Emma Guitard, and her father J.D. play together on an iPad
Six-year-old Emma Guitard loves the color pink, the "Backyardigans" cartoon show, and her family.
"She is a sweetheart. She is so loving," says her mother, Christy Guitard. "She will give you a smile, a hug, and a kiss."
Guitard says her daughter is also a hard worker when it comes to her treatment.
Emma started showing signs of autism around the time she turned a year old, and doctors diagnosed her soon after. Non-verbal, and requiring help with many daily tasks, Guitard says Emma falls on the more severe end of the autism spectrum.
Doctors instructed Guitard to have her daughter in therapy at least 40 hours each week.
The family soon learned how much that would cost them.
"I was very shocked to find out that our insurance, which is a very good insurance plan through my husband's work, but it did not provide any coverage at all for autism," Guitard said.
She says her family is covered under Blue Cross, Blue Shield.
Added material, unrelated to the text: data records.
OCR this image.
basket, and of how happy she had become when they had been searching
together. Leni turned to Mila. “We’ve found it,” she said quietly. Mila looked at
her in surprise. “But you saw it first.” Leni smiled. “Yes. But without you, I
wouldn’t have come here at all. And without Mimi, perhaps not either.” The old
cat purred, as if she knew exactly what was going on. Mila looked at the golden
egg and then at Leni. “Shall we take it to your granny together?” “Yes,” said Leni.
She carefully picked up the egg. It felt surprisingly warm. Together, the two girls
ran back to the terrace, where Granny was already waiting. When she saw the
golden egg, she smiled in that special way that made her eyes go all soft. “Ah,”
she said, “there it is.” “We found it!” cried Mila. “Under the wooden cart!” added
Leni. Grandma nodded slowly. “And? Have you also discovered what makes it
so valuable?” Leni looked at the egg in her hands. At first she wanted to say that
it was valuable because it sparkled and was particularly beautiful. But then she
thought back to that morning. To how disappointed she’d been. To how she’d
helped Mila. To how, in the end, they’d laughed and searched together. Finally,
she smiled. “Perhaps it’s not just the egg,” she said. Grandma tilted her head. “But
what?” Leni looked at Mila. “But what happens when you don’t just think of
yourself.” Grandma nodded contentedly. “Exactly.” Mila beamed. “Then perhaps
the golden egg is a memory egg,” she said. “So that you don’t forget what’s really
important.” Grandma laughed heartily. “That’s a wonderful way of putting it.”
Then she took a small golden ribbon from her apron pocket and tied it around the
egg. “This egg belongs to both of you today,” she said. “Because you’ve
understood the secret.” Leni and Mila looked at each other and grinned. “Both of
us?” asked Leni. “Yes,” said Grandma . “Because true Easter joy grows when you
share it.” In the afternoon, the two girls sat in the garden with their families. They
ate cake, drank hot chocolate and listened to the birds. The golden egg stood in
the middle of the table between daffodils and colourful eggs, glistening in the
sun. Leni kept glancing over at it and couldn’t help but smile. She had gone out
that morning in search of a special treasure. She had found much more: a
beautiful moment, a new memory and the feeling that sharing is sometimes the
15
She says the plan will allow Emma 30 combined speech and occupational therapy visits per year, far less than the doctor's order. That help comes only after the family meets its deductible, and they still face a co-pay.
"Of course we had to provide these things for our daughter, so it became a matter of, okay, what can we go without this month to able to afford even 10 hours of therapy? [That] was the absolute maximum we can afford, and that still was $2,000-$3,000 a month."